Forschende der Goethe-Universität Frankfurt am Main haben bei Versuchen an Mäusen herausgefunden, dass Sauerstoffradikale nicht nur schädliche Auswirkungen haben, sondern auch das Krebsrisiko senken und Schäden am der DNA mindern können. Die Forschungsergebnisse wurden kürzlich in dem renommierten Fachjournal „PNAS“ präsentiert.

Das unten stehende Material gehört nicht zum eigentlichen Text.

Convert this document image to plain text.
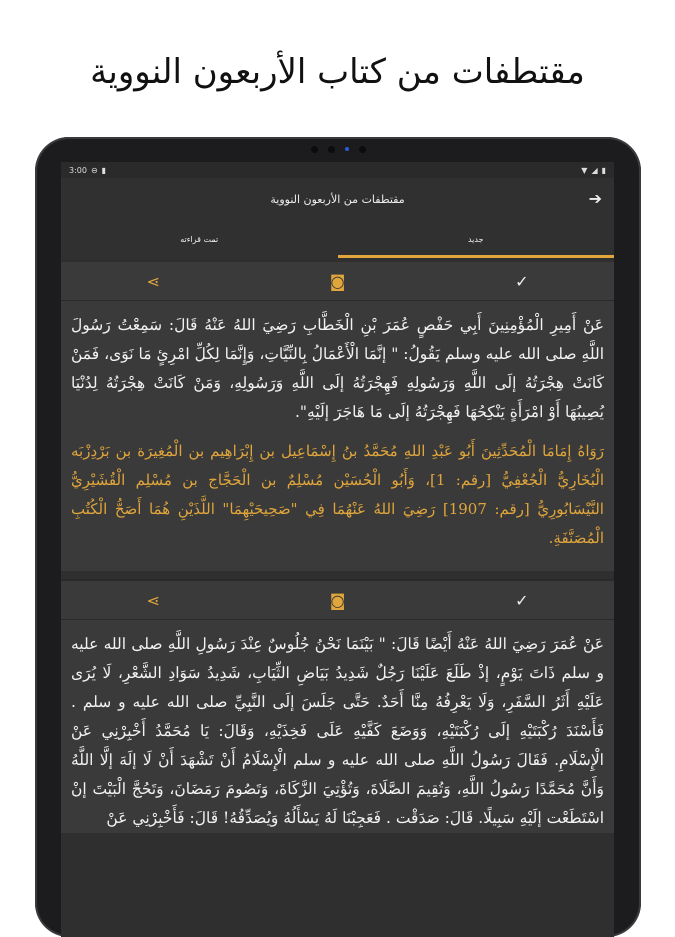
مقتطفات من كتاب الأربعون النووية
3:00 ⊖ ▮	▼ ◢ ▮
➔
مقتطفات من الأربعون النووية
جديد
تمت قراءته
⋖	◙	✓
عَنْ أَمِيرِ الْمُؤْمِنِينَ أَبِي حَفْصٍ عُمَرَ بْنِ الْخَطَّابِ رَضِيَ اللهُ عَنْهُ قَالَ: سَمِعْتُ رَسُولَ اللَّهِ صلى الله عليه وسلم يَقُولُ: " إنَّمَا الْأَعْمَالُ بِالنِّيَّاتِ، وَإِنَّمَا لِكُلِّ امْرِئٍ مَا نَوَى، فَمَنْ كَانَتْ هِجْرَتُهُ إلَى اللَّهِ وَرَسُولِهِ فَهِجْرَتُهُ إلَى اللَّهِ وَرَسُولِهِ، وَمَنْ كَانَتْ هِجْرَتُهُ لِدُنْيَا يُصِيبُهَا أَوْ امْرَأَةٍ يَنْكِحُهَا فَهِجْرَتُهُ إلَى مَا هَاجَرَ إلَيْهِ".
رَوَاهُ إِمَامَا الْمُحَدِّثِينَ أَبُو عَبْدِ اللهِ مُحَمَّدُ بنُ إِسْمَاعِيل بن إِبْرَاهِيم بن الْمُغِيرَة بن بَرْدِزْبَه الْبُخَارِيُّ الْجُعْفِيُّ [رقم: 1]، وَأَبُو الْحُسَيْن مُسْلِمٌ بن الْحَجَّاج بن مُسْلِم الْقُشَيْرِيُّ النَّيْسَابُورِيُّ [رقم: 1907] رَضِيَ اللهُ عَنْهُمَا فِي "صَحِيحَيْهِمَا" اللَّذَيْنِ هُمَا أَصَحُّ الْكُتُبِ الْمُصَنَّفَةِ.
⋖	◙	✓
عَنْ عُمَرَ رَضِيَ اللهُ عَنْهُ أَيْضًا قَالَ: " بَيْنَمَا نَحْنُ جُلُوسٌ عِنْدَ رَسُولِ اللَّهِ صلى الله عليه و سلم ذَاتَ يَوْمٍ، إذْ طَلَعَ عَلَيْنَا رَجُلٌ شَدِيدُ بَيَاضِ الثِّيَابِ، شَدِيدُ سَوَادِ الشَّعْرِ، لَا يُرَى عَلَيْهِ أَثَرُ السَّفَرِ، وَلَا يَعْرِفُهُ مِنَّا أَحَدٌ. حَتَّى جَلَسَ إلَى النَّبِيِّ صلى الله عليه و سلم . فَأَسْنَدَ رُكْبَتَيْهِ إلَى رُكْبَتَيْهِ، وَوَضَعَ كَفَّيْهِ عَلَى فَخِذَيْهِ، وَقَالَ: يَا مُحَمَّدُ أَخْبِرْنِي عَنْ الْإِسْلَامِ. فَقَالَ رَسُولُ اللَّهِ صلى الله عليه و سلم الْإِسْلَامُ أَنْ تَشْهَدَ أَنْ لَا إلَهَ إلَّا اللَّهُ وَأَنَّ مُحَمَّدًا رَسُولُ اللَّهِ، وَتُقِيمَ الصَّلَاةَ، وَتُؤْتِيَ الزَّكَاةَ، وَتَصُومَ رَمَضَانَ، وَتَحُجَّ الْبَيْتَ إنْ اسْتَطَعْت إلَيْهِ سَبِيلًا. قَالَ: صَدَقْت . فَعَجِبْنَا لَهُ يَسْأَلُهُ وَيُصَدِّقُهُ! قَالَ: فَأَخْبِرْنِي عَنْ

Sauerstoffradikale können Moleküle im Körper schädigen
Sauerstoffradikale – auch als reaktive Sauerstoffspezies oder kurz ROS bezeichnet – wurden in früheren Untersuchungen ausschließlich als gesundheitsschädlich beschrieben, vor allem, wenn sie aus Quellen wie Zigarettenrauch, Ozon oder UV-Strahlung entstehen. Sauerstoffradikale haben eine hohe Reaktionsfähigkeit, wodurch sie wichtige Moleküle schädigen können, darunter auch das Erbmolekül DNA. Die Schädigungen der ROS stehen in Verbindung mit Entzündungsreaktionen und krebsartigen Entartungen von Zellen.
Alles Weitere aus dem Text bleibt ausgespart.